Published April 12, 2022

Snow is Coming, City is Ready

Written by
The Dakotan
| The Dakotan
[Photo: City of Minot]
[Photo: City of Minot]

MINOT — It’s spring, but City of Minot Street Superintendent Kevin Braaten’s mind has been on snow for the past few days.

“Like everyone else, we’ve been aware of this storm coming since last week, so we’ve been preparing since then,” Braaten said. “We’ve reached out to other city departments, so we’ll be able to utilize some of their employees if necessary.”

Forecasts have varied over the past few days, but most information has the snow storm starting Tuesday morning and lasting through most of Thursday. Snow totals range from 8 inches to more than 20 inches, with winds up to 50 miles per hour in some locations.

That means city crews have been prepping for the storm.

“We’ve double-checked all our blades, we’re making sure all our equipment is ready, and we’re fueled up and ready to go when the snow comes,” Braaten said. “We’ll have people here around the clock for as long as it’s necessary.”

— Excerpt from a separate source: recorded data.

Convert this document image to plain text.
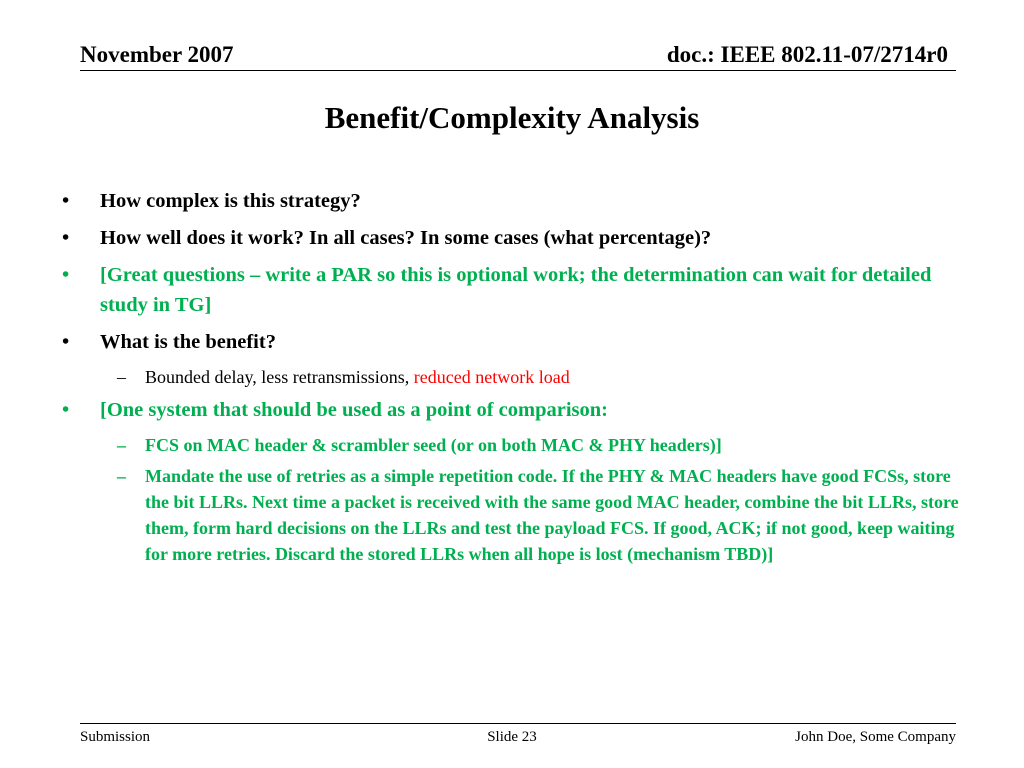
November 2007	doc.: IEEE 802.11-07/2714r0
Benefit/Complexity Analysis
• How complex is this strategy?
• How well does it work? In all cases? In some cases (what percentage)?
• [Great questions – write a PAR so this is optional work; the determination can wait for detailed study in TG]
• What is the benefit?
– Bounded delay, less retransmissions, reduced network load
• [One system that should be used as a point of comparison:
– FCS on MAC header & scrambler seed (or on both MAC & PHY headers)]
– Mandate the use of retries as a simple repetition code. If the PHY & MAC headers have good FCSs, store the bit LLRs. Next time a packet is received with the same good MAC header, combine the bit LLRs, store them, form hard decisions on the LLRs and test the payload FCS. If good, ACK; if not good, keep waiting for more retries. Discard the stored LLRs when all hope is lost (mechanism TBD)]
Submission	Slide 23	John Doe, Some Company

Crews won’t be applying brine to streets ahead of the storm, Braaten said, because the latest forecasts call for rain before the snow begins, which would wash away the brine.

Braaten said crews will use the snow gates on plows as much as possible, but heavy, wet snow that typically comes with spring storms is difficult to move.

“Pushing aside heavy, wet snow is difficult. We’ll try to use the gates, but I just want to prepare residents that they’re not always effective with this type of snow,” he said.

The usual snow plan remains in effect, with snow routes being first on the priority list, followed by hills and school zones, resident and downtown, and sidewalks. With high winds in the forecast, Braaten has already made plans to deal with problem areas, like 16th Street Northwest west of Ramstad Middle School, where wind routinely fills the street with snow as soon as crews remove it.

“We know we’ll have to keep equipment up there and other places to keep the roads open as best we can,” he said. “But if the visibility is horrible, please don’t drive there. It makes our job more difficult when vehicles get stuck.”

Braaten’s advice is simple, and will help his crews do their job as effectively as possible.

“Please, only travel on the streets if you absolutely have to be somewhere,” he said.

Residents are also asked not to park vehicles on streets during and after the storm whenever possible, especially on snow routes. If snow amounts reach the predicted levels, a snow emergency could be declared in the city, which would trigger no parking on all snow emergency routes.